Маленькие глаза Генриха блеснули в ответ.
– Полагаю, он со страхом ожидает обвинений в ереси и предательстве, – со смешком объявляет король. – Думаю, ждет топота сапог его конвоя, который отведет его в Тауэр.
– Но он же ваш друг?
– Ну, тогда к его ужасу примешивается надежда на мою милость.
– Ваше Величество так великодушны, вы же его помилуете? – пробую я.
Тогда Гардинер делает шаг ко мне и поднимает руку так, словно собирается заставить меня замолчать.

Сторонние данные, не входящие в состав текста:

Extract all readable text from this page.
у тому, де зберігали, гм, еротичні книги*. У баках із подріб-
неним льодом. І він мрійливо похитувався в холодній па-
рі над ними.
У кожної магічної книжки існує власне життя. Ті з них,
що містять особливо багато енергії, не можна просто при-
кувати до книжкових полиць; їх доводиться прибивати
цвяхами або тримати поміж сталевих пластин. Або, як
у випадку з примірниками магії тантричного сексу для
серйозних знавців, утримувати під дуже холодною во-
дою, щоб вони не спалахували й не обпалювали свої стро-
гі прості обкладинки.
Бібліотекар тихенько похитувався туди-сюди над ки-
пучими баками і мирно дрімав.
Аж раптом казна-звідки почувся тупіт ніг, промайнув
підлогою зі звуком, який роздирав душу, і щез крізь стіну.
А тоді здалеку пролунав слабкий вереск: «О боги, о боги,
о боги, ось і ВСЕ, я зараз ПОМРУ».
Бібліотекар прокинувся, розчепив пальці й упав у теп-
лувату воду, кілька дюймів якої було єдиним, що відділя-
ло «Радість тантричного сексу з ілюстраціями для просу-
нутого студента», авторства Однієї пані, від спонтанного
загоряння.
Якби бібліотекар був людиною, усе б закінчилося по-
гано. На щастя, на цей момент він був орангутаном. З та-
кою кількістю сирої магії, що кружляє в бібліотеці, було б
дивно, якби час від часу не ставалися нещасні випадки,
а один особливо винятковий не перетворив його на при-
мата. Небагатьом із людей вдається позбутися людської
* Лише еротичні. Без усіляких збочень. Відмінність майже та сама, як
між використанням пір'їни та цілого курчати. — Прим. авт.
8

– Прощение – это дело Бога, – объявляет король. – Дело же короля – вершить справедливый суд.
* * *
Генри не дает мне даже недели на осознание величины моей нечаянной радости. Он снова заговаривает со мною всего два дня спустя, воскресным вечером, сразу после вечерни. Я удивляюсь тому, как легко он сочетает благочестие с деловитостью, но, коль скоро его воля – это воля Всевышнего, субботы в равной степени подходят как для посвящения их Господу, так и для решения угодных Ему дел. Придворные следуют из часовни в обеденный зал, через высокие окна которого лились лучи вечернего солнца, когда король внезапно останавливает всех и кивком велит мне приблизиться, переместиться из группы фрейлин в самое начало процессии. Бархатный берет надвинут так глубоко на его лоб, прикрывая редеющие волосы, что мне кажется, будто жемчужины из украшающей его край вышивки смотрят прямо на меня и недобро подмигивают. Король улыбается, и улыбка его должна обозначать радость, но его глаза так же пусты и безжизненны, как и его жемчуг.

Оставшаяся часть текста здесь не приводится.